Also present, 18 Chiffchaff, nine Whitethroat, five Willow Warbler, five Blue Tit, three Great Tit, two Long-tailed Tit, the resident pair of Collared Dove, and single Great Spotted Woodpecker, Green Woodpecker, Sparrowhawk and a Kestrel. Notables were a Garden Warbler and a Sedge Warbler. Some of the five or more Reed Warbler included juveniles and were quite high in the willow canopy. Elder birders may recall, with affection, reliance on the ground breaking field guide "The Shell Guide", as it was known. The plate of plain 'acros' and regular 'hippos' was widely discussed among birders at the time due to portrayed Melodious Warbler as superficially resembling juvenile Reed Warbler, and was said to have been partly responsible for a number of dubious claims of 'hippo' in the 1980s, when they were actually in truth also more regular visitors to Britain.

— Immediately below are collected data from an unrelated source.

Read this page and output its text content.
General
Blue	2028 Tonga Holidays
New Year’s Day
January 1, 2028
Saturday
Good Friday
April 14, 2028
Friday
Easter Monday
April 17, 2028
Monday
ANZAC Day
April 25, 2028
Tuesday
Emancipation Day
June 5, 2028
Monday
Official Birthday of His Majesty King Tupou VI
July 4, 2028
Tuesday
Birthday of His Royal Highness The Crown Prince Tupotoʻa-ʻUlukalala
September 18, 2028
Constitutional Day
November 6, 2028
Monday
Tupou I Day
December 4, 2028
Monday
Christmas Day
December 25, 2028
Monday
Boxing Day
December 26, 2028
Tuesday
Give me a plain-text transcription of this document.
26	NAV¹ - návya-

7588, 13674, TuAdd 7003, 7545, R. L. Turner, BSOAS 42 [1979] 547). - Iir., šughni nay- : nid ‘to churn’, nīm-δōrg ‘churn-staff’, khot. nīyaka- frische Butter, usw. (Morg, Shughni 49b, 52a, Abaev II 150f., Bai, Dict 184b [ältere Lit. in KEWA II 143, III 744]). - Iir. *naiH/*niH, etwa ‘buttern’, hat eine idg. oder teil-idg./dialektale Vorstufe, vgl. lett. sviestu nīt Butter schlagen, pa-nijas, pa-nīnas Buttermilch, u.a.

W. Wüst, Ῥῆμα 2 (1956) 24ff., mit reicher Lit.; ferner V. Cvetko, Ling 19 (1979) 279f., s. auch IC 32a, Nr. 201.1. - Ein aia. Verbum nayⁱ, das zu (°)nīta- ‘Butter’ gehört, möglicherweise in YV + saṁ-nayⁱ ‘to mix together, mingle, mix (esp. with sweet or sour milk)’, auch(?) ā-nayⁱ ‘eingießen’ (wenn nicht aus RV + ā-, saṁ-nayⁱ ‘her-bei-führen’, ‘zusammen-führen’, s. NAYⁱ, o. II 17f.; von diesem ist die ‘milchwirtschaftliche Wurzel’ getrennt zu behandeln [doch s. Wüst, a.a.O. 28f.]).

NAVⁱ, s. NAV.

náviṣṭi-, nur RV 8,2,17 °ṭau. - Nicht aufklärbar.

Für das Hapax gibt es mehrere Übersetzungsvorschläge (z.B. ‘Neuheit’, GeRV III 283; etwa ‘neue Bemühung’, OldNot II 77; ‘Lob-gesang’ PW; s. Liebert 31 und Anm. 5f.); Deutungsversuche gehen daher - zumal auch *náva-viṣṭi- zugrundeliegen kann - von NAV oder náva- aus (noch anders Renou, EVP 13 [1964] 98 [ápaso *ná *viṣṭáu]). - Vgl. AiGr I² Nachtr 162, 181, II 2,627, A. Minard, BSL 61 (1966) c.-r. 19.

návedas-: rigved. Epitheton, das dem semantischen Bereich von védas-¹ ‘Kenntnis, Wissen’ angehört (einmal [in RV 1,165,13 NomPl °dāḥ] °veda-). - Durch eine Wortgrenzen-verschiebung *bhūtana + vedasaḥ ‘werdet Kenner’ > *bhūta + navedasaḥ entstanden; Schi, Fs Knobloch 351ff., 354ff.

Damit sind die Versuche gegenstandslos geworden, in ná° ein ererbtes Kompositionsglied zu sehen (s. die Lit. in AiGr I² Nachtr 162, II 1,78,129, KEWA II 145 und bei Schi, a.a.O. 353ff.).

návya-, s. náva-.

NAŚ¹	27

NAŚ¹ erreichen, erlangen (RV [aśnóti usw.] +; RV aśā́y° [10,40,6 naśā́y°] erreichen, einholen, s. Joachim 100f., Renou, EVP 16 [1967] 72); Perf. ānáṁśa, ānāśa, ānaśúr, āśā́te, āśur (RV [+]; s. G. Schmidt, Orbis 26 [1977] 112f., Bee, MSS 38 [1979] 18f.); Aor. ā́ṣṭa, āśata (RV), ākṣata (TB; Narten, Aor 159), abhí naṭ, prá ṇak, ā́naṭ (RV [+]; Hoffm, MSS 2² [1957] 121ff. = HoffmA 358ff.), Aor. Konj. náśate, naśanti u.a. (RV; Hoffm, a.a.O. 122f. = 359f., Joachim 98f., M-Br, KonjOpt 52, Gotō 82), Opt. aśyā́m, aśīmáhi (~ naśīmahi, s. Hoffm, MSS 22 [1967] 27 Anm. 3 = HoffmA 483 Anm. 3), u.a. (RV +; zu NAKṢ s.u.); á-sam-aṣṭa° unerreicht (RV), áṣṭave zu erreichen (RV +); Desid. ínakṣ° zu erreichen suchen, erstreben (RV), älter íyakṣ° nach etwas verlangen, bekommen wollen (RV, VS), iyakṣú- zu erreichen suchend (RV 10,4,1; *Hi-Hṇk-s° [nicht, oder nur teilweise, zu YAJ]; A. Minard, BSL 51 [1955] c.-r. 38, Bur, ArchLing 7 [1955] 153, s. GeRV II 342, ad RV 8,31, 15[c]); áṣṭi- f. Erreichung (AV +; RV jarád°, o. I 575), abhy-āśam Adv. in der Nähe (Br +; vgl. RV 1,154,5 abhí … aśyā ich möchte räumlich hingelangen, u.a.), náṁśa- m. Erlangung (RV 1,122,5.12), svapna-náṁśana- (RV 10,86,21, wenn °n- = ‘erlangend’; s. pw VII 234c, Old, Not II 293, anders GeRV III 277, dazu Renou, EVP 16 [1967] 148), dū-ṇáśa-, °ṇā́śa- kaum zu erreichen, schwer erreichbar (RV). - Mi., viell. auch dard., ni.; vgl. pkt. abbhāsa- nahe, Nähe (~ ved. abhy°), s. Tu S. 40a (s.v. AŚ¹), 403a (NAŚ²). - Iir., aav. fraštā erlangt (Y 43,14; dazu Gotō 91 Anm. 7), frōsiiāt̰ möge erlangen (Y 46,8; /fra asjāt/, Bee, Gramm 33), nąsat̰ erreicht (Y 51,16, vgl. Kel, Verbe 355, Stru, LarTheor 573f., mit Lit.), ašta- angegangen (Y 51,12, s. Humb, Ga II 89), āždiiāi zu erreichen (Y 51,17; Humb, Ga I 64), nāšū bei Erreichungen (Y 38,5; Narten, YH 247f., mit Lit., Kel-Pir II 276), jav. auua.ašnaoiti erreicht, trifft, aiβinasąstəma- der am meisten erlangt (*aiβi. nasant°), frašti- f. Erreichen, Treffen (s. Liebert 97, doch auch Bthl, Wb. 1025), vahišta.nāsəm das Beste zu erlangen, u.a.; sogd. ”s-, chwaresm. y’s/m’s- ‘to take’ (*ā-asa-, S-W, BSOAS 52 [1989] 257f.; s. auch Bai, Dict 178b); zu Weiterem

In any case, juvenile Reed Warbler can especially become a pitfall when, as today, they leave reed-beds to forage more productively as foliar gleaners.
|p.211 of 'The Shell Guide to the Birds of Britain and Ireland' (1983).|
In bushes around the main car park, 60+ House Sparrow emerged from roost. On the Main Pond, 13 Mallard (plus ducklings), the pair of Mute Swan (plus two cygnets), some Moorhen and an immature Little Grebe. Seven Swift flew south.